「脳を洗浄する」って、結局どうなんだろう?そんな疑問を抱きつつ、逢縁喜縁の新作「ブレインアクメデトックス~脳イキ脳内洗浄/脳汁で脳みそじゃぶじゃぶ洗います~」に耳を傾けてみた。癒しとトランス、精神支配の要素が詰まった本作は、まさに耳で体感する新しい世界が広がる。
聴きどころ
本作の最大の魅力は、なんといっても「脳汁」をテーマにした独特のシチュエーション音声だ。公式キャッチフレーズである「脳汁をどばどば分泌させて脳に溜まった毒素をすっきりデトックス」という言葉からも伝わるように、聴くことで脳に溜まったものを一掃する感覚が楽しめる。特に、CVの逢坂成美さんの声は、心地よいトーンとリズムを持ち、リスナーを徐々に深いトランス状態へと導いてくれる。

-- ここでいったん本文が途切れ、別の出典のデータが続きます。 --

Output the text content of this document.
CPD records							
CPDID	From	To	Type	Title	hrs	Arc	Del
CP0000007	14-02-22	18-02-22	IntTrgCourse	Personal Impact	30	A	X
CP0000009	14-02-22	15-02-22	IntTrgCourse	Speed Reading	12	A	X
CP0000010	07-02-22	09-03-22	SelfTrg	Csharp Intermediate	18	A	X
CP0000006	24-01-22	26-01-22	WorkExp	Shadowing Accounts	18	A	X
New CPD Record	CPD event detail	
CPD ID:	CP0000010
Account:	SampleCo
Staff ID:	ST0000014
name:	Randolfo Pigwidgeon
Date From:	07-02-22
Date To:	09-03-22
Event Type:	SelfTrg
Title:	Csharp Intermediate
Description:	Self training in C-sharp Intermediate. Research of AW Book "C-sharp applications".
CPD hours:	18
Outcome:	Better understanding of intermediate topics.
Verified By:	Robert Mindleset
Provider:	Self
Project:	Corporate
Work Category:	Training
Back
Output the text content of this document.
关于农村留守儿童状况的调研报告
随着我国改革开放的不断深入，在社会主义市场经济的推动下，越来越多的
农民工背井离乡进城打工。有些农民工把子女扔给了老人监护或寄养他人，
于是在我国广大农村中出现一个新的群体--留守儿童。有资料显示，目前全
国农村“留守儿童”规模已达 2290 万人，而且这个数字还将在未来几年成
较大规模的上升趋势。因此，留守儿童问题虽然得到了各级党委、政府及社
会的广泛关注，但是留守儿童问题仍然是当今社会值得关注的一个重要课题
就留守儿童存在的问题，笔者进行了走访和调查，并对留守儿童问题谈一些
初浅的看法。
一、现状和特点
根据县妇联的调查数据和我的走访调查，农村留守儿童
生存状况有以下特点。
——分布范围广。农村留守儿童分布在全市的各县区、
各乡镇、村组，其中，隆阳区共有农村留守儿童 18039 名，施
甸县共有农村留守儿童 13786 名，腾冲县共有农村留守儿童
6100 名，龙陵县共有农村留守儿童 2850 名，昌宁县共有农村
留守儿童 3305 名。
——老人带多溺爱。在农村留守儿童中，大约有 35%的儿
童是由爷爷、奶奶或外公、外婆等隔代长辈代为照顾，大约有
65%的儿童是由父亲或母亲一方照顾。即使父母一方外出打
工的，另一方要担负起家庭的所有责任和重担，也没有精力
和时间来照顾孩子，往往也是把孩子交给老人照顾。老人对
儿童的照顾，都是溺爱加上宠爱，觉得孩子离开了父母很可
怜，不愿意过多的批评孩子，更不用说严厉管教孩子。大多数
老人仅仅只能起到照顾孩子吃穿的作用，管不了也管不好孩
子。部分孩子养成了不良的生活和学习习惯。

耳舐めや暗示ボイスの巧みな使い方が、聴き手をリラックスさせ、心の奥深くまで響く。さらに、精神支配を感じさせるようなセリフ回しが、聴き手の意識を溶かすようにしてゆっくりとした心地良さを与えてくれる。
こんな耳に刺さる
本作は、催眠やトランス系の音声作品に興味がある人には特に刺さるだろう。催眠音声作品は近年増加傾向にあり、様々なアプローチやテーマが登場しているが、脳汁デトックスという尖ったテーマはなかなかない。こうしたバイノーラルの特性を活かした演出は、他の作品とは一線を画すものとなっている。デトックスというコンセプトがもたらす、「聴くことで心も身体も解放される」という体験は、一度味わうとクセになる魅力がある。この作品に全振りされた要素が、これまでの催眠音声と一味違った新しい体験をお届けしてくれる。
逢縁喜縁が手がける「催眠シリーズ」の中でも特異な立ち位置を持つ本作は、聴けば聴くほどその世界観に没入していく。まさに、耳に優しくも強烈な刺激を与える作品だ。聴きながらいつの間にか、日常のストレスを忘れさせてくれるような不思議な感覚が味わえるだろう。そんな余韻だけが、しばらく残る。